Gericht zwingt Shell zu mehr Klimaschutz

Umweltschüt­ze­r:in­nen waren mit ihrer Klage gegen den Ölriesen erfolgreich. Erstmals hat damit ein Gericht einem Konzern ein Klimaziel verordnet

So viel Spaß kann Klagen machen: Donald Pols, Chef der klagenden NGO, hält das Gerichtsurteil in den Händen Foto: Piroschka van de Wouw/reuters

Von Susanne Schwarz

Es ist eine juristische Sensation: Das Bezirksgericht Den Haag hat den niederländischen Ölkonzern Royal Dutch Shell am Mittwochnachmittag zu mehr Klimaschutz verpflichtet. Er muss seine Treibhausgasemissionen bis 2030 im Vergleich zu 2019 um mindestens 45 Prozent senken. Die Pflicht zum Klimaschutz gelte für die eigenen Unternehmen, aber auch für Zulieferer und Endabnehmer. Es ist das erste Mal, dass Rich­te­r:in­nen ein Unternehmen auf diese Art zur Verantwortung ziehen.

Geklagt hatte die Umweltorganisation Milieudefensie gemeinsam mit weiteren Gruppen – und mehr als 17.000 Einzelunterstützer:innen. Schon die Klage war außergewöhnlich, da sie eben direkt darauf abzielte, Shell zu einer anderen Investitionsplanung zu verpflichten. Bei anderen Klimaklagen gegen Unternehmen geht es oft darum, sie zu Entschädigungszahlungen zu zwingen, weil ihr Geschäftsmodell die Klimakrise befeuert und damit zu Schäden und Verlusten wie etwa von Geld oder Lebensraum führt.

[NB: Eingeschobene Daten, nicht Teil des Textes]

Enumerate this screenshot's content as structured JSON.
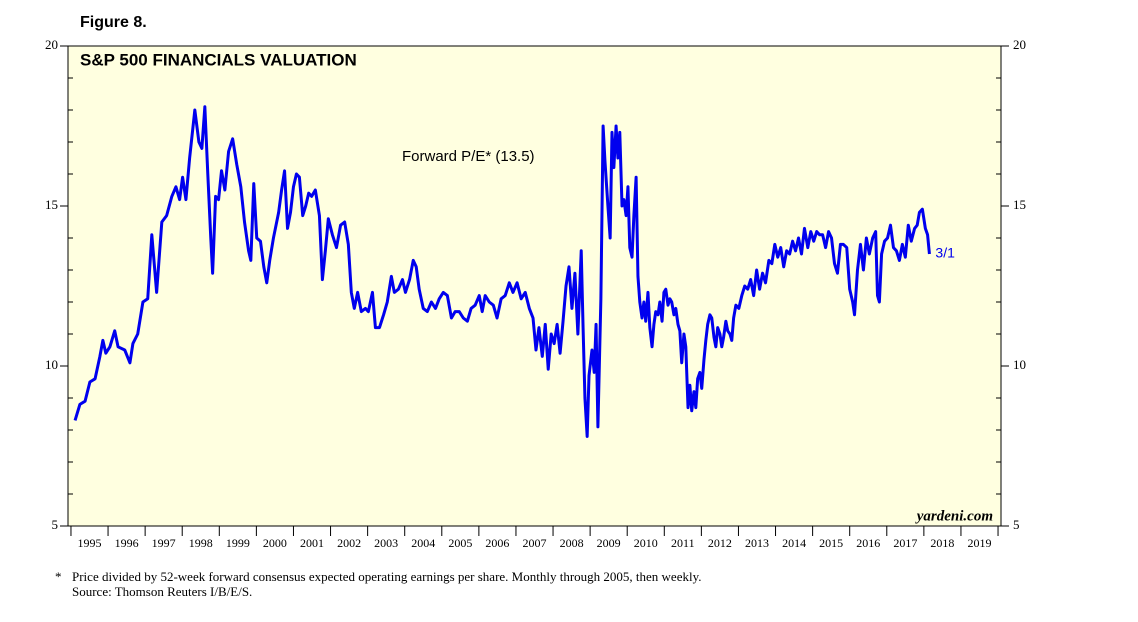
{
  "chart_data": {
    "type": "line",
    "figure_label": "Figure 8.",
    "title": "S&P 500 FINANCIALS VALUATION",
    "end_label": "3/1",
    "watermark": "yardeni.com",
    "notes": {
      "marker": "*",
      "lines": [
        "Price divided by 52-week forward consensus expected operating earnings per share. Monthly through 2005, then weekly.",
        "Source: Thomson Reuters I/B/E/S."
      ]
    },
    "xlim": [
      1994.92,
      2020.08
    ],
    "xticks": [
      1995,
      1996,
      1997,
      1998,
      1999,
      2000,
      2001,
      2002,
      2003,
      2004,
      2005,
      2006,
      2007,
      2008,
      2009,
      2010,
      2011,
      2012,
      2013,
      2014,
      2015,
      2016,
      2017,
      2018,
      2019,
      2020
    ],
    "xtick_labels": [
      "1995",
      "1996",
      "1997",
      "1998",
      "1999",
      "2000",
      "2001",
      "2002",
      "2003",
      "2004",
      "2005",
      "2006",
      "2007",
      "2008",
      "2009",
      "2010",
      "2011",
      "2012",
      "2013",
      "2014",
      "2015",
      "2016",
      "2017",
      "2018",
      "2019"
    ],
    "ylim": [
      5,
      20
    ],
    "yticks": [
      5,
      10,
      15,
      20
    ],
    "yminor_ticks": [
      6,
      7,
      8,
      9,
      11,
      12,
      13,
      14,
      16,
      17,
      18,
      19
    ],
    "background": "#ffffe0",
    "x": [
      1995.11,
      1995.24,
      1995.38,
      1995.51,
      1995.65,
      1995.78,
      1995.86,
      1995.94,
      1996.05,
      1996.18,
      1996.27,
      1996.45,
      1996.59,
      1996.67,
      1996.8,
      1996.94,
      1997.07,
      1997.18,
      1997.31,
      1997.45,
      1997.58,
      1997.72,
      1997.83,
      1997.93,
      1998.01,
      1998.1,
      1998.2,
      1998.34,
      1998.45,
      1998.53,
      1998.61,
      1998.69,
      1998.77,
      1998.82,
      1998.9,
      1998.98,
      1999.06,
      1999.15,
      1999.25,
      1999.36,
      1999.47,
      1999.58,
      1999.68,
      1999.79,
      1999.85,
      1999.93,
      2000.01,
      2000.11,
      2000.2,
      2000.28,
      2000.36,
      2000.46,
      2000.6,
      2000.68,
      2000.76,
      2000.84,
      2000.92,
      2001.0,
      2001.08,
      2001.16,
      2001.25,
      2001.33,
      2001.41,
      2001.49,
      2001.59,
      2001.7,
      2001.78,
      2001.86,
      2001.94,
      2002.05,
      2002.16,
      2002.27,
      2002.38,
      2002.48,
      2002.56,
      2002.64,
      2002.73,
      2002.83,
      2002.94,
      2003.02,
      2003.13,
      2003.21,
      2003.32,
      2003.43,
      2003.53,
      2003.64,
      2003.72,
      2003.83,
      2003.94,
      2004.02,
      2004.13,
      2004.23,
      2004.31,
      2004.39,
      2004.5,
      2004.61,
      2004.72,
      2004.83,
      2004.93,
      2005.04,
      2005.15,
      2005.26,
      2005.36,
      2005.47,
      2005.58,
      2005.69,
      2005.79,
      2005.9,
      2006.01,
      2006.09,
      2006.17,
      2006.28,
      2006.39,
      2006.49,
      2006.6,
      2006.71,
      2006.82,
      2006.92,
      2007.03,
      2007.14,
      2007.25,
      2007.36,
      2007.46,
      2007.54,
      2007.62,
      2007.71,
      2007.79,
      2007.87,
      2007.95,
      2008.03,
      2008.11,
      2008.19,
      2008.27,
      2008.35,
      2008.43,
      2008.51,
      2008.59,
      2008.67,
      2008.76,
      2008.81,
      2008.86,
      2008.92,
      2008.97,
      2009.05,
      2009.11,
      2009.16,
      2009.21,
      2009.29,
      2009.35,
      2009.4,
      2009.48,
      2009.54,
      2009.59,
      2009.64,
      2009.7,
      2009.75,
      2009.8,
      2009.86,
      2009.91,
      2009.97,
      2010.02,
      2010.07,
      2010.13,
      2010.18,
      2010.24,
      2010.29,
      2010.34,
      2010.4,
      2010.45,
      2010.5,
      2010.56,
      2010.61,
      2010.67,
      2010.72,
      2010.77,
      2010.83,
      2010.88,
      2010.94,
      2010.99,
      2011.04,
      2011.1,
      2011.15,
      2011.2,
      2011.26,
      2011.31,
      2011.37,
      2011.42,
      2011.47,
      2011.53,
      2011.58,
      2011.64,
      2011.69,
      2011.74,
      2011.8,
      2011.85,
      2011.9,
      2011.96,
      2012.01,
      2012.07,
      2012.12,
      2012.17,
      2012.23,
      2012.28,
      2012.34,
      2012.39,
      2012.44,
      2012.5,
      2012.55,
      2012.6,
      2012.66,
      2012.71,
      2012.77,
      2012.82,
      2012.87,
      2012.93,
      2013.01,
      2013.09,
      2013.17,
      2013.25,
      2013.33,
      2013.41,
      2013.49,
      2013.57,
      2013.65,
      2013.73,
      2013.82,
      2013.9,
      2013.98,
      2014.06,
      2014.14,
      2014.22,
      2014.3,
      2014.38,
      2014.46,
      2014.54,
      2014.62,
      2014.7,
      2014.78,
      2014.87,
      2014.95,
      2015.03,
      2015.11,
      2015.19,
      2015.27,
      2015.35,
      2015.43,
      2015.51,
      2015.59,
      2015.67,
      2015.75,
      2015.83,
      2015.92,
      2016.0,
      2016.08,
      2016.13,
      2016.21,
      2016.29,
      2016.37,
      2016.45,
      2016.53,
      2016.62,
      2016.7,
      2016.75,
      2016.8,
      2016.86,
      2016.94,
      2017.02,
      2017.1,
      2017.18,
      2017.26,
      2017.34,
      2017.42,
      2017.5,
      2017.58,
      2017.66,
      2017.75,
      2017.82,
      2017.88,
      2017.96,
      2018.04,
      2018.1,
      2018.15
    ],
    "series": [
      {
        "name": "Forward P/E* (13.5)",
        "color": "#0000ee",
        "values": [
          8.3,
          8.8,
          8.9,
          9.5,
          9.6,
          10.3,
          10.8,
          10.4,
          10.6,
          11.1,
          10.6,
          10.5,
          10.1,
          10.7,
          11.0,
          12.0,
          12.1,
          14.1,
          12.3,
          14.5,
          14.7,
          15.3,
          15.6,
          15.2,
          15.9,
          15.2,
          16.5,
          18.0,
          17.0,
          16.8,
          18.1,
          16.0,
          14.0,
          12.9,
          15.3,
          15.2,
          16.1,
          15.5,
          16.7,
          17.1,
          16.3,
          15.6,
          14.5,
          13.6,
          13.3,
          15.7,
          14.0,
          13.9,
          13.1,
          12.6,
          13.3,
          14.0,
          14.8,
          15.5,
          16.1,
          14.3,
          14.8,
          15.6,
          16.0,
          15.9,
          14.7,
          15.0,
          15.4,
          15.3,
          15.5,
          14.7,
          12.7,
          13.6,
          14.6,
          14.1,
          13.7,
          14.4,
          14.5,
          13.8,
          12.3,
          11.8,
          12.3,
          11.7,
          11.8,
          11.7,
          12.3,
          11.2,
          11.2,
          11.6,
          12.0,
          12.8,
          12.3,
          12.4,
          12.7,
          12.3,
          12.7,
          13.3,
          13.1,
          12.4,
          11.8,
          11.7,
          12.0,
          11.8,
          12.1,
          12.3,
          12.2,
          11.5,
          11.7,
          11.7,
          11.5,
          11.4,
          11.8,
          11.9,
          12.2,
          11.7,
          12.2,
          12.0,
          11.9,
          11.5,
          12.1,
          12.2,
          12.6,
          12.3,
          12.6,
          12.1,
          12.3,
          11.8,
          11.5,
          10.5,
          11.2,
          10.3,
          11.3,
          9.9,
          11.0,
          10.7,
          11.3,
          10.4,
          11.4,
          12.5,
          13.1,
          11.8,
          12.9,
          11.0,
          13.6,
          11.2,
          9.0,
          7.8,
          9.7,
          10.5,
          9.8,
          11.3,
          8.1,
          12.1,
          17.5,
          16.4,
          15.0,
          14.0,
          17.3,
          16.2,
          17.5,
          16.5,
          17.3,
          15.0,
          15.2,
          14.7,
          15.6,
          13.7,
          13.4,
          14.7,
          15.9,
          12.8,
          12.0,
          11.5,
          12.0,
          11.4,
          12.3,
          11.2,
          10.6,
          11.3,
          11.7,
          11.6,
          12.0,
          11.4,
          12.3,
          12.4,
          11.9,
          12.1,
          12.0,
          11.6,
          11.8,
          11.3,
          11.1,
          10.1,
          11.0,
          10.6,
          8.7,
          9.4,
          8.6,
          9.2,
          8.7,
          9.6,
          9.8,
          9.3,
          10.2,
          10.8,
          11.3,
          11.6,
          11.5,
          10.9,
          10.6,
          11.2,
          11.0,
          10.6,
          10.9,
          11.4,
          11.1,
          11.0,
          10.8,
          11.5,
          11.9,
          11.8,
          12.2,
          12.5,
          12.4,
          12.7,
          12.2,
          13.0,
          12.4,
          12.9,
          12.6,
          13.3,
          13.2,
          13.8,
          13.4,
          13.7,
          13.1,
          13.6,
          13.5,
          13.9,
          13.6,
          14.0,
          13.5,
          14.3,
          13.7,
          14.2,
          13.9,
          14.2,
          14.1,
          14.1,
          13.7,
          14.2,
          14.0,
          13.2,
          12.9,
          13.8,
          13.8,
          13.7,
          12.4,
          12.0,
          11.6,
          13.0,
          13.8,
          13.0,
          14.0,
          13.5,
          14.0,
          14.2,
          12.2,
          12.0,
          13.5,
          13.9,
          14.0,
          14.4,
          13.7,
          13.6,
          13.3,
          13.8,
          13.4,
          14.4,
          13.9,
          14.3,
          14.4,
          14.8,
          14.9,
          14.3,
          14.1,
          13.5
        ]
      }
    ]
  }
}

Die Um­welt­schüt­ze­r:in­nen argumentierten, dass Shell gegen das Verursacherprinzip verstoße, das im Artikel 6:162 im niederländischen Zivilgesetzbuch festgeschrieben ist. Außerdem sehen die Klä­ge­r:in­nen Artikel 2 und 8 der Europäischen Menschenrechtskonvention verletzt, das sind die Rechte auf Leben und auf Achtung des Privat- und Familienlebens.

„Dieses Urteil wird die Welt verändern“, sagte Roger Cox, der Anwalt von Milieudefensie. „Menschen auf der ganzen Welt stehen an den Startlöchern, um Ölfirmen in ihrem eigenen Land nach unserem Beispiel zu verklagen.“ Außerdem würden Ölfirmen von nun an weniger bereit sein, neue fossile Investitionen zu tätigen.

Auch bei Milieudefensie selbst wird natürlich gejubelt. „Das ist wirklich eine großartige Neuigkeit und ein massiver Sieg für die Erde, unsere Kinder und für uns alle“, sagte Milieudefensie-Chef Donald Pols.

„Ein massiver Sieg für die Erde, unsere Kinder und für uns alle“

Donald Pols, Umweltschützer

Nur wenige Konzerne weltweit haben einen noch größeren CO2-Fußabdruck als Shell. Die US-amerikanische Denkfabrik Climate Accountability Institute hatte im Jahr 2019 die Treibhausgasemissionen von Unternehmen seit 1965 analysiert und ein globales Ranking erstellt. Shell landete dabei auf Platz 7. Zwar hatte sich Shell bereits vorgenommen, bis 2050 klimaneutral zu werden, bis zum Ende dieses Jahrzehnts hat der Konzern aber nur eine Emissionsreduktion von 20 Prozent gegenüber 2016 geplant. Ein Großteil der nötigen Umstellung sollte also später in sehr kurzer Zeit erfolgen. Das Gericht in Den Haag befand die bisherigen Pläne für „nicht sehr konkret“.

Erst vergangene Woche musste sich Shell schon einmal von Kli­ma­schüt­ze­r:in­nen die Meinung sagen lassen: Auf der Hauptversammlung des Ölriesen brachten „grüne Aktionär:innen“ der Gruppe Follow this eine Resolution ein, die eine verbindliche Orientierung am Pariser Weltklimaabkommen verlangte.

Die Niederlande waren schon einmal Schauplatz und Protagonistin einer spektakulären Klimaklage. 2015 gab ein Gericht der Stiftung Urgenda recht. Die Niederlande müssten ihre Treibhausgasemissionen bis 2020 um mindestens 25 Prozent gegenüber dem Niveau von 1990 verringern – nicht nur wie bis dato geplant um 17 Prozent. Die niederländische Regierung ging in Revision. Im vergangenen Dezember bestätigte das oberste Gericht des Landes aber das ursprüngliche Urteil.